Medics’ test may misread empathy

A test used to help select medical students may not be properly predicting the levels of empathy it intends to identify in applicants, a study has found.

Medics’ test may misread empathy

Research at University College Cork raised questions about the Health Professions Admissions Test (HPAT).

It was introduced in 2009 as an additional factor to Leaving Certificate results when picking entrants to the five main undergraduate medical schools, including the one at UCC which admits around 100 school leavers every year.

The Central Applications Office (CAO) combines HPAT results and points from Leaving Certificate grades to rank applicants to each undergraduate medicine degree.

As well as aiming to broaden access and rely on more than just academic strengths, HPAT was intended to identify characteristics sought in prospective doctors, such as good bedside manner and communication.

The three main test sections are designed to measure logical reasoning and problem-solving, interpersonal understanding, and non-verbal reasoning.

The UCC study set out to assess if performance in any of the HPAT sections, particularly that of interpersonal understanding, would co-relate with self-reported empathy levels in undergraduate medical students.
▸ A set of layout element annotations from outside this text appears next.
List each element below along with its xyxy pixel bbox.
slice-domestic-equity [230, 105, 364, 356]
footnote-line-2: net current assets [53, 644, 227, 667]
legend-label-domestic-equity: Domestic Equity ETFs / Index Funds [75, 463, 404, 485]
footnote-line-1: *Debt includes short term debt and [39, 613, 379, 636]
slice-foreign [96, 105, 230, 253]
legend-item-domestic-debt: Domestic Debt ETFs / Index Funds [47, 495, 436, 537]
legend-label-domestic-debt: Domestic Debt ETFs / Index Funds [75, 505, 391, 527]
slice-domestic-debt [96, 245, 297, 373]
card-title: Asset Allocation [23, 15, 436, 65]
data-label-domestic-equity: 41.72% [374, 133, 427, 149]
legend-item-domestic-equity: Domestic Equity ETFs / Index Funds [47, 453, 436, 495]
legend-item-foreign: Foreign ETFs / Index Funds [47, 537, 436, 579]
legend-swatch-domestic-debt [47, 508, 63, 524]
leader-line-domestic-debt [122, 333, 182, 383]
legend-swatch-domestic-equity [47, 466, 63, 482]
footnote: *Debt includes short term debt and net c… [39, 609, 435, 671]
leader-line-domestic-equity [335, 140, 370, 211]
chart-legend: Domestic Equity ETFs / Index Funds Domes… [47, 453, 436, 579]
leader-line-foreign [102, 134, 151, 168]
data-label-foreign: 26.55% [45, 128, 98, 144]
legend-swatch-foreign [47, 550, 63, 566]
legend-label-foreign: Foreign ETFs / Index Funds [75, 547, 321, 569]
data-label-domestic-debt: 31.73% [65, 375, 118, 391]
The results and analysis have now been published in the British Medical Journal.

The HPAT scores of 263 students were compared with their responses to questionnaires measuring empathy, completed during the 2014/15 academic year. There were even numbers of male and female students, and between 45% and 71% of students took part from each year of the five-year undergraduate medicine degree course.

The responses to the questionnaire were assessed with the widely used Jefferson Scale of Physician Empathy, for studying empathy in clinicians and medical students. These scores were comparable among recent entrants and those near graduation at UCC’s medical school, and disagreed with previous studies that point to empathy levels diminishing during medical studies.
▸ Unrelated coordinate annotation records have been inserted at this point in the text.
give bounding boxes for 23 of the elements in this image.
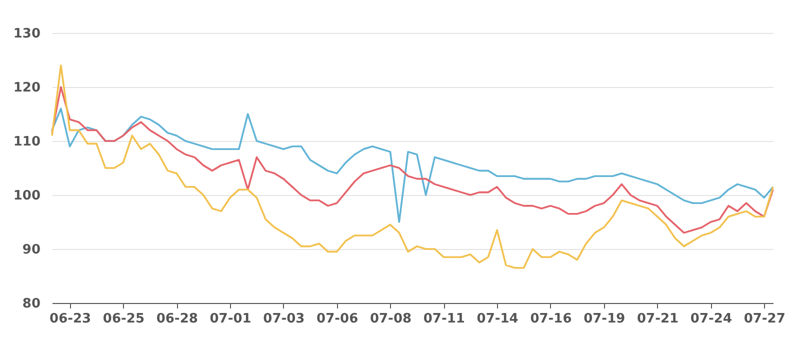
x-tick-label: 07-06 bbox=[316, 312, 358, 326]
x-tick-label: 07-11 bbox=[423, 312, 465, 326]
x-tick-label: 06-23 bbox=[50, 312, 92, 326]
y-tick-label: 130 bbox=[13, 26, 40, 42]
y-tick-label: 120 bbox=[13, 80, 40, 96]
x-tick-label: 07-24 bbox=[690, 312, 732, 326]
x-tick-label: 07-01 bbox=[210, 312, 252, 326]
x-tick-label: 07-16 bbox=[530, 312, 572, 326]
y-tick-label: 90 bbox=[22, 242, 40, 258]
y-tick-label: 100 bbox=[13, 188, 40, 204]
line-series bbox=[51, 86, 774, 234]
y-tick-label: 80 bbox=[22, 296, 40, 312]
line-series bbox=[51, 64, 774, 269]
x-tick-label: 07-08 bbox=[370, 312, 412, 326]
x-tick-label: 07-19 bbox=[584, 312, 626, 326]
line-series bbox=[51, 108, 774, 223]
x-tick-label: 07-14 bbox=[476, 312, 518, 326]
x-tick-label: 07-21 bbox=[636, 312, 679, 326]
x-tick-label: 06-28 bbox=[156, 312, 198, 326]
x-tick-label: 07-03 bbox=[263, 312, 305, 326]
x-tick-label: 07-27 bbox=[744, 312, 786, 326]
x-tick-label: 06-25 bbox=[102, 312, 144, 326]
y-tick-label: 110 bbox=[13, 134, 40, 150]
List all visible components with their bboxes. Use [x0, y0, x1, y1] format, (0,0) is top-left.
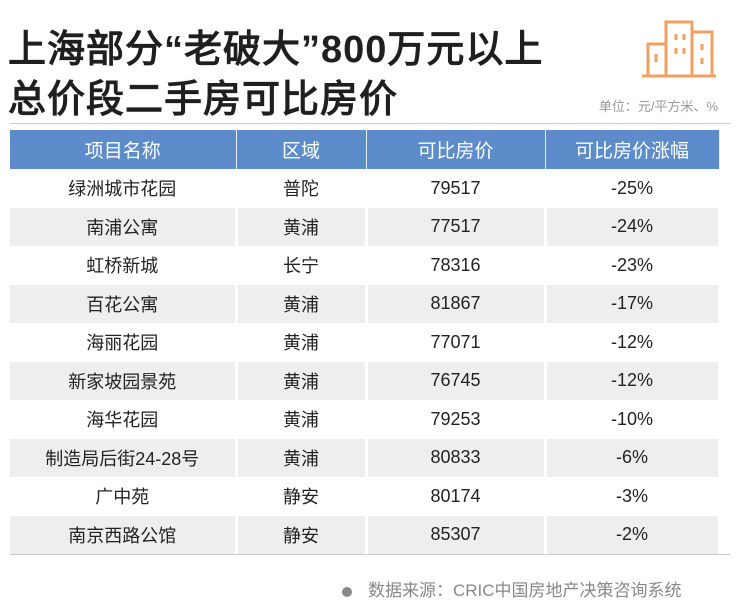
district-cell: 静安 — [236, 515, 368, 554]
change-cell: -3% — [545, 477, 721, 516]
table-row: 南京西路公馆 静安 85307 -2% — [10, 515, 721, 554]
change-cell: -2% — [545, 515, 721, 554]
price-table: 项目名称 区域 可比房价 可比房价涨幅 绿洲城市花园 普陀 79517 -25% 南浦公寓 黄浦… — [10, 130, 721, 554]
price-cell: 79253 — [366, 400, 547, 439]
price-cell: 79517 — [366, 169, 547, 208]
change-cell: -17% — [545, 284, 721, 323]
table-row: 绿洲城市花园 普陀 79517 -25% — [10, 169, 721, 208]
price-cell: 77071 — [366, 323, 547, 362]
price-cell: 80174 — [366, 477, 547, 516]
district-cell: 黄浦 — [236, 400, 368, 439]
column-header: 项目名称 — [10, 130, 237, 169]
project-name-cell: 虹桥新城 — [10, 246, 238, 285]
price-cell: 85307 — [366, 515, 547, 554]
change-cell: -12% — [545, 361, 721, 400]
district-cell: 黄浦 — [236, 207, 368, 246]
table-row: 制造局后街24-28号 黄浦 80833 -6% — [10, 438, 721, 477]
project-name-cell: 百花公寓 — [10, 284, 238, 323]
project-name-cell: 新家坡园景苑 — [10, 361, 238, 400]
column-header: 区域 — [236, 130, 367, 169]
change-cell: -25% — [545, 169, 721, 208]
district-cell: 静安 — [236, 477, 368, 516]
price-cell: 81867 — [366, 284, 547, 323]
top-divider — [10, 123, 730, 124]
project-name-cell: 广中苑 — [10, 477, 238, 516]
project-name-cell: 海丽花园 — [10, 323, 238, 362]
source-text: 数据来源：CRIC中国房地产决策咨询系统 — [368, 581, 682, 600]
table-row: 新家坡园景苑 黄浦 76745 -12% — [10, 361, 721, 400]
district-cell: 长宁 — [236, 246, 368, 285]
title-line-2: 总价段二手房可比房价 — [8, 79, 399, 121]
project-name-cell: 绿洲城市花园 — [10, 169, 238, 208]
title-line-1: 上海部分“老破大”800万元以上 — [8, 29, 544, 71]
district-cell: 黄浦 — [236, 438, 368, 477]
price-cell: 76745 — [366, 361, 547, 400]
price-cell: 80833 — [366, 438, 547, 477]
district-cell: 黄浦 — [236, 323, 368, 362]
table-row: 虹桥新城 长宁 78316 -23% — [10, 246, 721, 285]
column-header: 可比房价涨幅 — [545, 130, 720, 169]
project-name-cell: 南浦公寓 — [10, 207, 238, 246]
change-cell: -24% — [545, 207, 721, 246]
change-cell: -10% — [545, 400, 721, 439]
table-header-row: 项目名称 区域 可比房价 可比房价涨幅 — [10, 130, 720, 169]
district-cell: 黄浦 — [236, 361, 368, 400]
project-name-cell: 制造局后街24-28号 — [10, 438, 238, 477]
table-row: 南浦公寓 黄浦 77517 -24% — [10, 207, 721, 246]
buildings-icon — [642, 20, 716, 78]
bottom-divider — [10, 554, 730, 555]
unit-label: 单位：元/平方米、% — [598, 99, 718, 114]
project-name-cell: 南京西路公馆 — [10, 515, 238, 554]
price-cell: 77517 — [366, 207, 547, 246]
table-row: 百花公寓 黄浦 81867 -17% — [10, 284, 721, 323]
bullet-icon — [342, 586, 352, 597]
change-cell: -23% — [545, 246, 721, 285]
price-cell: 78316 — [366, 246, 547, 285]
table-row: 广中苑 静安 80174 -3% — [10, 477, 721, 516]
source-note: 数据来源：CRIC中国房地产决策咨询系统 — [342, 576, 682, 601]
change-cell: -6% — [545, 438, 721, 477]
table-row: 海华花园 黄浦 79253 -10% — [10, 400, 721, 439]
district-cell: 普陀 — [236, 169, 368, 208]
table-row: 海丽花园 黄浦 77071 -12% — [10, 323, 721, 362]
district-cell: 黄浦 — [236, 284, 368, 323]
project-name-cell: 海华花园 — [10, 400, 238, 439]
column-header: 可比房价 — [366, 130, 546, 169]
change-cell: -12% — [545, 323, 721, 362]
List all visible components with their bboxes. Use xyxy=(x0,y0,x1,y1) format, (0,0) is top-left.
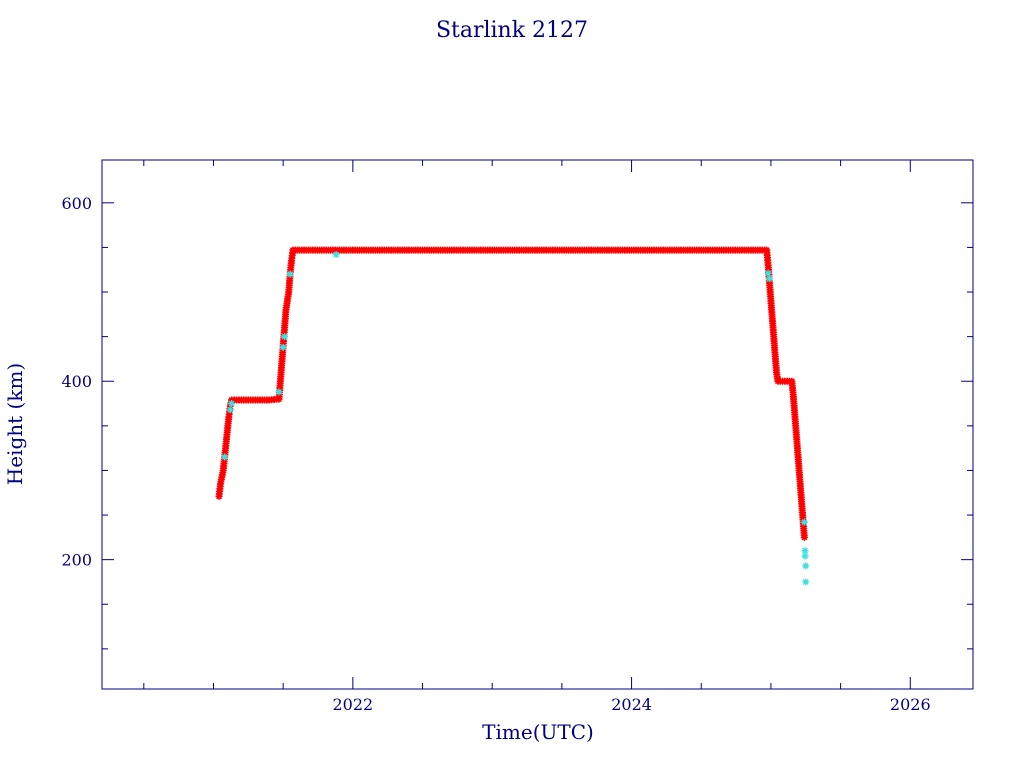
data-point xyxy=(802,578,810,586)
x-tick-label: 2022 xyxy=(332,695,373,714)
y-tick-label: 200 xyxy=(61,551,92,570)
data-point xyxy=(800,533,808,541)
data-point xyxy=(275,388,283,396)
height-trace-line xyxy=(218,249,805,538)
axes: 2022 2024 2026 200 400 600 xyxy=(61,159,974,714)
data-point xyxy=(221,453,229,461)
data-point xyxy=(801,552,809,560)
data-point xyxy=(764,269,772,277)
y-axis-label: Height (km) xyxy=(3,363,27,485)
plot-frame xyxy=(101,159,974,690)
data-point xyxy=(802,562,810,570)
series-1 xyxy=(221,251,810,586)
y-tick-label: 600 xyxy=(61,194,92,213)
x-tick-label: 2024 xyxy=(611,695,652,714)
series-0 xyxy=(215,246,808,541)
data-point xyxy=(286,270,294,278)
plot-area xyxy=(215,246,810,586)
data-point xyxy=(800,518,808,526)
chart-title: Starlink 2127 xyxy=(436,18,588,43)
x-tick-label: 2026 xyxy=(890,695,931,714)
data-point xyxy=(226,406,234,414)
data-point xyxy=(801,547,809,555)
x-axis-label: Time(UTC) xyxy=(482,720,594,744)
data-point xyxy=(281,333,289,341)
data-point xyxy=(279,343,287,351)
data-point xyxy=(332,251,340,259)
y-tick-label: 400 xyxy=(61,372,92,391)
data-point xyxy=(228,400,236,408)
data-point xyxy=(766,275,774,283)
Crucially, the study failed to show any association between HPAT scores, including measurement of interpersonal understanding, and individual variation on the Jefferson scale.

“These results... add to a growing literature questioning the validity of the HPAT-Ireland test as a selection tool,” wrote Donnchadh O’Sullivan and co-authors from the UCC school of medicine, and its departments of general practice, and epidemiology and public health.

A previous study by Irish researchers in 2012 found there was no relationship between HPAT scores and those on tests for communication and clinical skills with first-year medical students.

The other authors of the journal article from UCC are Joseph Moran (general practice department), Paul Corcoran (epidemiology), and Siun O’Flynn, Colm O’Tuathaigh, and Aoife O’Sullivan of the school of medicine.